Uncrowned Queens

Uncrowned Queens logo.

A Quarter Century Preserving African American History, One Bio at a Time

Peggy Brooks-Bertram

Peggy Brooks-Bertram headshot.

Barbara Nevergold

Barbara Nevergold headshot.

Wednesday, February 7, 2024
Noon-1 p.m. EST

Since its inception in 1999, the Uncrowned Queens Institute has developed a multi-faceted model that promotes community engagement in the documentation/ preservation of the historical/cultural assets of African-American regional history.  Its signature website hosts a comprehensive historical archive accessible nationally and internationally.  The UQI model is unique and cutting-edge in the use of digital tools for the preservation of regional history and culture and for its focus on community builders, whose history has been ignored, overlooked, and largely undocumented.  Join founders Dr. Peggy Brooks-Bertram, CEL '08, PhD '02, and Dr. Barbara Nevergold, PhD '86, Ed.M '74, for this webinar retrospective of the organization’s growth and development and its accomplishments and contributions. 

About Peggy Brooks-Bertram & Barbara Nevergold
Dr. Bertram was born in Baltimore, Maryland and currently lives in Buffalo, New York.  She completed a doctorate in Public Health at The Johns Hopkins University School of Public Health and Hygiene and a second doctorate in American Studies at the State University of New York at Buffalo where she completed a dissertation on Dunjee-Houston’s first book Wonderful Ethiopians of the Ancient Cushite Empires.  Peggy Brooks-Bertram is President and co-founder of the Uncrowned Queens Institute for Research and Education on Women, Inc, a premier online organization working to preserve the regional histories of African American women and men in Western New York and across the country. The Institute was co-founded with Dr, Barbara Seals Nevergold.  The website received the first International Webby Award for innovation and content.  The Institute was named after Drusilla Dunjee-Houston’s 1917 poem, America’s Uncrowned Queens, Dedicated to the Heroic, Toiling Black Woman. 
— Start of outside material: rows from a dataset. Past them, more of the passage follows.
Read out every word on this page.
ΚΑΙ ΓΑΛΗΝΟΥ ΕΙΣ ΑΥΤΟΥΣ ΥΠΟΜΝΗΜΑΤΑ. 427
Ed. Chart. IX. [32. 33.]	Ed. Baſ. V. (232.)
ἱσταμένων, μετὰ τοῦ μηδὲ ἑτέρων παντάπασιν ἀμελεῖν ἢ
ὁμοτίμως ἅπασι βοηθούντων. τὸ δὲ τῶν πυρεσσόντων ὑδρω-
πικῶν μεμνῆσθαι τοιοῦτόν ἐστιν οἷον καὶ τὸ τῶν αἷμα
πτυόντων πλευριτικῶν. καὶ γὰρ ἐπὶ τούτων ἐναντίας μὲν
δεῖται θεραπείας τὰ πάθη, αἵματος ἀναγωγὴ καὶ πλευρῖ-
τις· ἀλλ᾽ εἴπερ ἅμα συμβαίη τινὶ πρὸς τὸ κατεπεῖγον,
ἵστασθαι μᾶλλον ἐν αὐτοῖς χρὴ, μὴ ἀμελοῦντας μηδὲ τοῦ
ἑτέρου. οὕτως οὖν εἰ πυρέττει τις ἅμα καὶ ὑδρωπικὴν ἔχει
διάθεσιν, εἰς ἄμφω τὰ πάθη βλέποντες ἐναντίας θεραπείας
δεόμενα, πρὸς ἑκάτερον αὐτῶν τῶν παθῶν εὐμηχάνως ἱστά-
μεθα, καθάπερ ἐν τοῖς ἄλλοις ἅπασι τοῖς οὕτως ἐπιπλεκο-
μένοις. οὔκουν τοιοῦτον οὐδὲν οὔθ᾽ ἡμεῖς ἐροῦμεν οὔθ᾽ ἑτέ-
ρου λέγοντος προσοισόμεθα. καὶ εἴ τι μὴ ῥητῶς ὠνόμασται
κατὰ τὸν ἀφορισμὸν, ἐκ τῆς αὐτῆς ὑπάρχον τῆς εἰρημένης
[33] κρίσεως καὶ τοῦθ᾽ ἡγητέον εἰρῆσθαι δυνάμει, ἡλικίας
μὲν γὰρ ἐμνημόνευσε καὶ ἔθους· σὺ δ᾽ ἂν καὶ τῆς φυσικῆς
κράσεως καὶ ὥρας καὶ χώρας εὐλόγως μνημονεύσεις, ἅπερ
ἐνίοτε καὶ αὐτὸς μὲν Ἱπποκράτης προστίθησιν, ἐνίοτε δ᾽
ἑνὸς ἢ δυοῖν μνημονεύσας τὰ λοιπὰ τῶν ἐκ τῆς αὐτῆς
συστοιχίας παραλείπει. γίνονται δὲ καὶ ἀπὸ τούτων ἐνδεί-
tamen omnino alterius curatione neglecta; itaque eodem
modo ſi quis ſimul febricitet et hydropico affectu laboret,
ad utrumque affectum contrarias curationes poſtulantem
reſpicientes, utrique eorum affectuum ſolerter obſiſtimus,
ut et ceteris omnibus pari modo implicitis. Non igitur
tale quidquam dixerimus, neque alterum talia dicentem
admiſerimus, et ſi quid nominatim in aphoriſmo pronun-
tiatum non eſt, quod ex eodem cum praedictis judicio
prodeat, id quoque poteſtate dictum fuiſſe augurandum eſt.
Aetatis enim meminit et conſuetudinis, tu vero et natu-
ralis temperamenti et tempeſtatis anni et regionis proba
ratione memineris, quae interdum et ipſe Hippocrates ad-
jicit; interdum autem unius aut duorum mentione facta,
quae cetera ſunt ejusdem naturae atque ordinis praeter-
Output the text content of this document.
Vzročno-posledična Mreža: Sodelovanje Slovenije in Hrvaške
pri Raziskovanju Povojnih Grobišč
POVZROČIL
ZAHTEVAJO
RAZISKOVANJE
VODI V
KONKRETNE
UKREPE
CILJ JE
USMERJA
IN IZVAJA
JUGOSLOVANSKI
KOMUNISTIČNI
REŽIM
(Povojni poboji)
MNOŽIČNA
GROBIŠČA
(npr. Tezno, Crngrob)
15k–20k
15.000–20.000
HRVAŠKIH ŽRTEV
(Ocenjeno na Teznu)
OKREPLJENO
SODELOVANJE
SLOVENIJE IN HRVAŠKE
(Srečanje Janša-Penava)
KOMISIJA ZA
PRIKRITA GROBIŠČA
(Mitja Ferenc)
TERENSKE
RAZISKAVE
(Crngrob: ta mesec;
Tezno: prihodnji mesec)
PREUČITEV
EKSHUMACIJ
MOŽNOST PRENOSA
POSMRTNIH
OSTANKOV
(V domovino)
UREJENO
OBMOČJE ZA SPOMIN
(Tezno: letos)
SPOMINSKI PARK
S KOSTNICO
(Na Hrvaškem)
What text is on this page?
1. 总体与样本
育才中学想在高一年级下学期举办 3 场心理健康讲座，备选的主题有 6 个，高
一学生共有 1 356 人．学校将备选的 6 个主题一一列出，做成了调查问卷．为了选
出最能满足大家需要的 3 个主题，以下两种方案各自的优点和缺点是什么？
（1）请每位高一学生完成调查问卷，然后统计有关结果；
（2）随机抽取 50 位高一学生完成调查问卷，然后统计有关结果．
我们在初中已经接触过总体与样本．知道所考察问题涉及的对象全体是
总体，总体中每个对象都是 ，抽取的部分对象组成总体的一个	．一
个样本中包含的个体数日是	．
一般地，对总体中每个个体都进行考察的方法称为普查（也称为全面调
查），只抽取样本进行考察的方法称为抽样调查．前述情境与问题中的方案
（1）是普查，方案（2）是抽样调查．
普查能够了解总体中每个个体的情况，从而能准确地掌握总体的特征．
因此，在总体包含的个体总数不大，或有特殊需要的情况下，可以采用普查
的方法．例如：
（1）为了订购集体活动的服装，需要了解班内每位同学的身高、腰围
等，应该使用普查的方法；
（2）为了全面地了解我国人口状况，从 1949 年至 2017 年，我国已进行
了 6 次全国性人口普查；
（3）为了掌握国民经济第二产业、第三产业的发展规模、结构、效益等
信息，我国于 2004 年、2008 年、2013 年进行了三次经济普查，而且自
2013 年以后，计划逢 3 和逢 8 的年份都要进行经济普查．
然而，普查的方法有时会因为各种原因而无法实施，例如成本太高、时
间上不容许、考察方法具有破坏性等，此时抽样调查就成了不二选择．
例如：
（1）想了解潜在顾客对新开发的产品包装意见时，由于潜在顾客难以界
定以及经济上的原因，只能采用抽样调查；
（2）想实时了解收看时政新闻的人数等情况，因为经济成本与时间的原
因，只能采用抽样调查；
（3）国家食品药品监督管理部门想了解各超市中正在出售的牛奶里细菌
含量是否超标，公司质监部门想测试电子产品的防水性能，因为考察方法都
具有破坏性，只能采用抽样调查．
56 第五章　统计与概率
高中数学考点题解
Dr. Nevergold is a graduate of the University at Buffalo and received master’s degrees in French Education and Counseling Education.  She earned a doctorate degree in Counseling Education.   In 1999, she co-founded the Uncrowned Queens Institute for Research and Education on Women, Inc., with Dr. Peggy Brooks-Bertram.  Through the Institute, they have created a model for the reclamation, collection, preservation, and dissemination of the biographic histories of African-American community builders. The Institute’s signature digital archive is found at www.uncrownedcommunitybuilders.com  

Dr. Nevergold is the co-author of the 4-volume series, Uncrowned Queens: African American Women Community Builders of Western New York and of Oklahoma and Go, Tell Michelle: African American Women Write to the New First Lady (SUNY Press, 2009).  She has also authored numerous publications, focused on Western New York history (including the African American experience at the 1901 Pan American Exposition; the Buffalo African American connection to the Niagara Movement, 1905, and the life of Andrew J. Smitherman, a survivor of the Tulsa Race Massacre of 1921).  Her most recent publications are Ida Dora Fairbush- Buffalo’s First African American Teacher:  A Pioneer (2019) and “East Presbyterian:  The Forgotten Congregation”, Western New York Heritage Magazine, Vol. 3, Winter, 2022.  

Dr. Nevergold was inducted into The HistoryMakers in 2018 and her biographic interview is included in the organization’s Library of Congress archive. She is a fellow in the New York Academy of History.